After a drizzly Saturday of cross-country skiing at Lake Tahoe, I was awakened by the sun pouring through the big windows next to my bed. It was almost 7 a.m., and I put on some hot water for tea. I checked my email on my phone, and was greeted by a late-night email from Dean, our mentor. He was going on a last-minute rare cactus survey, the results of which were due the next day – did any of us want to come along? He was leaving for the field in less than three hours.
One of my fellow interns and I went into high gear to prepare for the field. We scrounged together a little food, packed some clothes and gear, and bid goodbye to our other two housemates / interns who decided to stay home.
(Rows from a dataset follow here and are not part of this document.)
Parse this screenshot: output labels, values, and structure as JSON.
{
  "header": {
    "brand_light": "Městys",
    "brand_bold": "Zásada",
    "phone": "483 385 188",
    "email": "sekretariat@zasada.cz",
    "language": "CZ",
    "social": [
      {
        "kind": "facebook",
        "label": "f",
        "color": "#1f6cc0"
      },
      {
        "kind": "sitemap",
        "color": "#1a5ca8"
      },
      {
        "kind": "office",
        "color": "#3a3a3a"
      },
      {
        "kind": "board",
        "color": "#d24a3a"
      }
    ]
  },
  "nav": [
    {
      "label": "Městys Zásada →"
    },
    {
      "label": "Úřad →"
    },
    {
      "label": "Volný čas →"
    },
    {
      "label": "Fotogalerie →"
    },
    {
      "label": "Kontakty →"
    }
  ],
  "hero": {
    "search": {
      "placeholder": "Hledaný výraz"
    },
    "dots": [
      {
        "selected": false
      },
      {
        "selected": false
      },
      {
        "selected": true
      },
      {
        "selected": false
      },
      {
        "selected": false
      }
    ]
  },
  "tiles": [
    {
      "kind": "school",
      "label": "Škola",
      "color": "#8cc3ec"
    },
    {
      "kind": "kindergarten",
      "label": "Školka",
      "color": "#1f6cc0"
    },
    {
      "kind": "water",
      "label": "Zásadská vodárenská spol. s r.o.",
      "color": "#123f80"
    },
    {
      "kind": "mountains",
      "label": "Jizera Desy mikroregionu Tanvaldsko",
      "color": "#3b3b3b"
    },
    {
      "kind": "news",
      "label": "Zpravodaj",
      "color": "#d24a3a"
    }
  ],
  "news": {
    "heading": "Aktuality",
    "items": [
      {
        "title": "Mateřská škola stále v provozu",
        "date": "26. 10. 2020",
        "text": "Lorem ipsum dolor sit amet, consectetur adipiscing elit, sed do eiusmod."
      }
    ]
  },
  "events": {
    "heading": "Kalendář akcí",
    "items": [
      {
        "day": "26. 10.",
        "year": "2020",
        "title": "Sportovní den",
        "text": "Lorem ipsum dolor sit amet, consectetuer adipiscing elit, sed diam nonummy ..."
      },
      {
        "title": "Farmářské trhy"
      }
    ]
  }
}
The drive to the field site took us through vast basins of sagebrush, sagebrush, and more sagebrush, dotted with occasional groups of grazing cattle or wild horses and rimmed by dramatic mountains. We spent the day searching for Grusonia pulchella (sagebrush cholla), a BLM sensitive species, near proposed mining sites. The first challenge was finding the sites, which were marked by a (sometimes fallen) wooden post that looked very similar to the multitude of other posts scattered throughout the area. We didn’t have GPS coordinates for the points, so we used a printed map with sometimes inaccurate points provided by the mining company. Getting to the points required driving on some semi-sketchy 4-wheel drive roads and subsequent rock scrambling, but we were rewarded by some amazing views.
We surveyed eight sites without finding any G. pulchella individuals, but we did find some other cactus species and were introduced to many new shrubs and forbs in the surprisingly diverse sagebrush community. We also found an historic sheep camp (evidenced by trampled soil and ubiquitous old sheep droppings), an old mining site complete with extremely rusty metal cans, and some Opuntia sp.(prickly pear cactus) individuals, all of which would be disturbed by mining activity.
Finally, on our last site of the day, we found the species we had been looking for! It was a tiny little cactus tucked in behind a small Artemisia arbuscula, and in the waning daylight we marked it with a GPS and flagging tape. I was struck by the fact that a mining company would be forced to change their plans because of the presence of this single rare plant – it really is awesome! Hooray for plant conservation!
We drove a short distance to a dry wash, set up our tents in the dark, and sat around my backpacking stove listening to the nighttime desert noises. Mostly, the noises consisted of crackling power lines and a mysterious high-pitched squeak/chirp/whine. I didn’t last long before crawling into my sleeping bag and falling asleep.
After a little more surveying and the drive back to the office the next morning, we spend the rest of the week doing trainings and attending a grass identification class at University of Nevada-Reno. We spent those two days of class with our eyes glued to the microscopes, picking apart tiny grass spikelets and sending glumes and lemmas flying across the table. Our eyes and bodies were tired after sitting still for hours on end, but now we are ready to identify any grass that comes our way – well, only if we are equipped with a microscope. After a long week, we were ready for another weekend of outdoor adventures before heading to Boise for a busy week of pest management class.